Destruction At The End of Mycenaean IIIB

Meanwhile the archaeologists were encountering what appeared to be a wave of destruction of Mycenaean palaces. Indeed, the Pylos tablets recorded the dispatch of "coast-watchers", to be followed not long after by the burning of the palace, presumably by invaders from the sea. Carl Blegen wrote:

"the telltale track of the Dorians must be recognized in the fire-scarred ruins of all the great palaces and the more important towns which ... were blotted out at the end of Mycenaean IIIB."

Blegen follows Furumark in dating Mycenaean IIIB to 1300-1230 BC. Blegen himself dated the Dorian invasion to 1200 BC.
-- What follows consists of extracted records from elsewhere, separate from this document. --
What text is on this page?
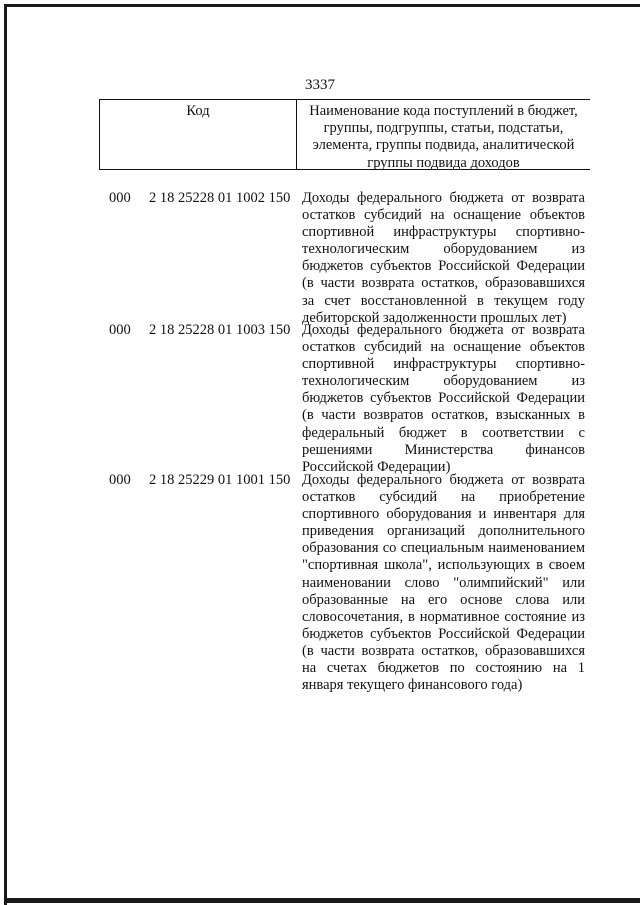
3337
Код	Наименование кода поступлений в бюджет, группы, подгруппы, статьи, подстатьи, элемента, группы подвида, аналитической группы подвида доходов
000 2 18 25228 01 1002 150 Доходы федерального бюджета от возврата остатков субсидий на оснащение объектов спортивной инфраструктуры спортивно-технологическим оборудованием из бюджетов субъектов Российской Федерации (в части возврата остатков, образовавшихся за счет восстановленной в текущем году дебиторской задолженности прошлых лет)
000 2 18 25228 01 1003 150 Доходы федерального бюджета от возврата остатков субсидий на оснащение объектов спортивной инфраструктуры спортивно-технологическим оборудованием из бюджетов субъектов Российской Федерации (в части возвратов остатков, взысканных в федеральный бюджет в соответствии с решениями Министерства финансов Российской Федерации)
000 2 18 25229 01 1001 150 Доходы федерального бюджета от возврата остатков субсидий на приобретение спортивного оборудования и инвентаря для приведения организаций дополнительного образования со специальным наименованием "спортивная школа", использующих в своем наименовании слово "олимпийский" или образованные на его основе слова или словосочетания, в нормативное состояние из бюджетов субъектов Российской Федерации (в части возврата остатков, образовавшихся на счетах бюджетов по состоянию на 1 января текущего финансового года)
A destruction by Dorians has its own problems (as discussed in the next section) and is not the only possible explanation. At approximately this time Hittite power in Anatolia collapsed with the destruction of their capital Hattusa, and the late 19th and the 20th dynasties of Egypt suffered invasions of the Sea Peoples. A theory, reported for instance by Thomas and Conant, attributes the ruin of the Peloponnesus to the Sea Peoples:

"Evidence on the Linear B tablets from the Mycenaean kingdom of Pylos describing the dispatch of rowers and watchers to the coast, for instance, may well date to the time that the Egyptian pharaoh was expecting the arrival of foes."

The identity of the foes remained a question. The evidence suggests that some of the Sea Peoples may have been Greek. Michael Wood suggests relying on tradition, especially that of Thucydides:

"et us not forget the legends, at least as models for what might have happened. They tell us of constant rivalries with the royal clans of the Heroic Age – Atreus and Thyestes, Agamemnon and Aigisthes, and so on ...."
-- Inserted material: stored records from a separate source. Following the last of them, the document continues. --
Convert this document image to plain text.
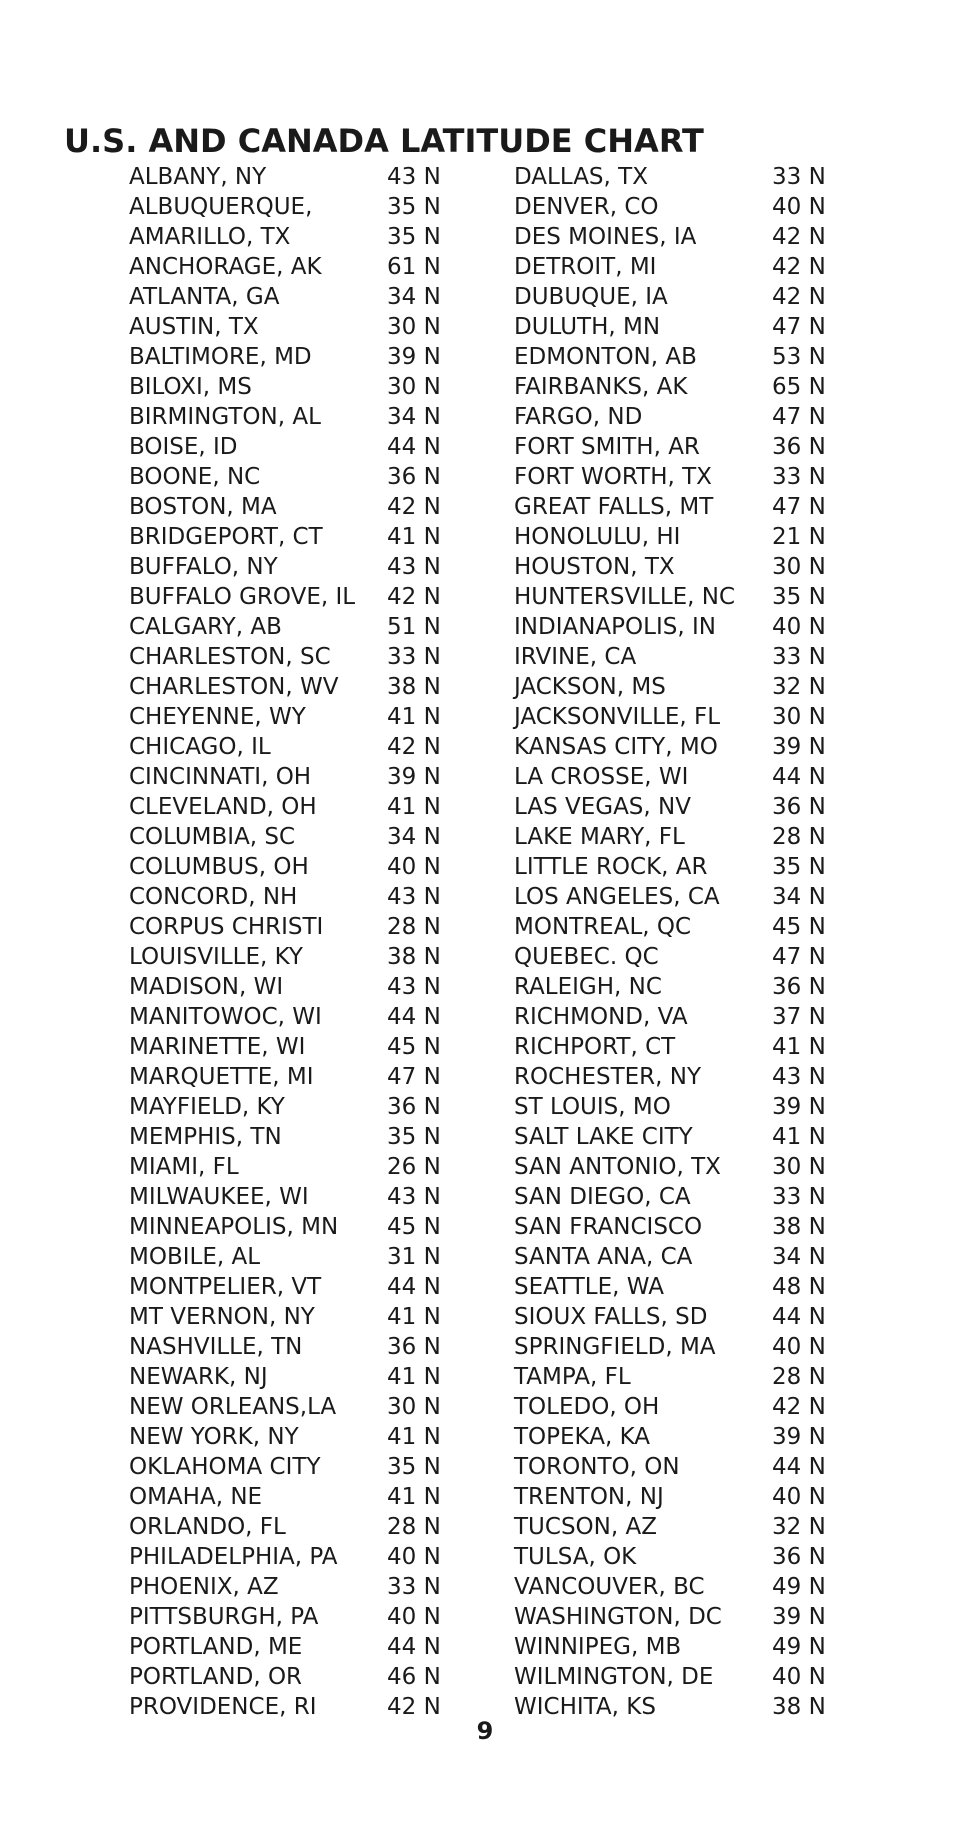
U.S. AND CANADA LATITUDE CHART
ALBANY, NY	43 N
ALBUQUERQUE,	35 N
AMARILLO, TX	35 N
ANCHORAGE, AK	61 N
ATLANTA, GA	34 N
AUSTIN, TX	30 N
BALTIMORE, MD	39 N
BILOXI, MS	30 N
BIRMINGTON, AL	34 N
BOISE, ID	44 N
BOONE, NC	36 N
BOSTON, MA	42 N
BRIDGEPORT, CT	41 N
BUFFALO, NY	43 N
BUFFALO GROVE, IL 42 N
CALGARY, AB	51 N
CHARLESTON, SC 33 N
CHARLESTON, WV 38 N
CHEYENNE, WY	41 N
CHICAGO, IL	42 N
CINCINNATI, OH	39 N
CLEVELAND, OH	41 N
COLUMBIA, SC	34 N
COLUMBUS, OH	40 N
CONCORD, NH	43 N
CORPUS CHRISTI	28 N
LOUISVILLE, KY	38 N
MADISON, WI	43 N
MANITOWOC, WI	44 N
MARINETTE, WI	45 N
MARQUETTE, MI	47 N
MAYFIELD, KY	36 N
MEMPHIS, TN	35 N
MIAMI, FL	26 N
MILWAUKEE, WI	43 N
MINNEAPOLIS, MN 45 N
MOBILE, AL	31 N
MONTPELIER, VT	44 N
MT VERNON, NY	41 N
NASHVILLE, TN	36 N
NEWARK, NJ	41 N
NEW ORLEANS,LA 30 N
NEW YORK, NY	41 N
OKLAHOMA CITY	35 N
OMAHA, NE	41 N
ORLANDO, FL	28 N
PHILADELPHIA, PA 40 N
PHOENIX, AZ	33 N
PITTSBURGH, PA	40 N
PORTLAND, ME	44 N
PORTLAND, OR	46 N
PROVIDENCE, RI	42 N
DALLAS, TX	33 N
DENVER, CO	40 N
DES MOINES, IA	42 N
DETROIT, MI	42 N
DUBUQUE, IA	42 N
DULUTH, MN	47 N
EDMONTON, AB	53 N
FAIRBANKS, AK	65 N
FARGO, ND	47 N
FORT SMITH, AR	36 N
FORT WORTH, TX	33 N
GREAT FALLS, MT	47 N
HONOLULU, HI	21 N
HOUSTON, TX	30 N
HUNTERSVILLE, NC 35 N
INDIANAPOLIS, IN 40 N
IRVINE, CA	33 N
JACKSON, MS	32 N
JACKSONVILLE, FL 30 N
KANSAS CITY, MO 39 N
LA CROSSE, WI	44 N
LAS VEGAS, NV	36 N
LAKE MARY, FL	28 N
LITTLE ROCK, AR	35 N
LOS ANGELES, CA 34 N
MONTREAL, QC	45 N
QUEBEC. QC	47 N
RALEIGH, NC	36 N
RICHMOND, VA	37 N
RICHPORT, CT	41 N
ROCHESTER, NY	43 N
ST LOUIS, MO	39 N
SALT LAKE CITY	41 N
SAN ANTONIO, TX 30 N
SAN DIEGO, CA	33 N
SAN FRANCISCO	38 N
SANTA ANA, CA	34 N
SEATTLE, WA	48 N
SIOUX FALLS, SD	44 N
SPRINGFIELD, MA 40 N
TAMPA, FL	28 N
TOLEDO, OH	42 N
TOPEKA, KA	39 N
TORONTO, ON	44 N
TRENTON, NJ	40 N
TUCSON, AZ	32 N
TULSA, OK	36 N
VANCOUVER, BC	49 N
WASHINGTON, DC 39 N
WINNIPEG, MB	49 N
WILMINGTON, DE	40 N
WICHITA, KS	38 N
9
In summary, the Mycenaean world disintegrated through "feuding clans of the great royal families". The possibility of some sort of internal struggle had long been under consideration. Chadwick, after following and critiquing the development of different views, in 1976 settled on a theory of his own: there was no Dorian invasion. The palaces were destroyed by Dorians who had been in the Peloponnesus all along as a subservient lower class, and now were staging a revolution. Chadwick espoused the view that northern Greek was the more conservative language, and proposed that southern Greek had developed under Minoan influence as a palace language.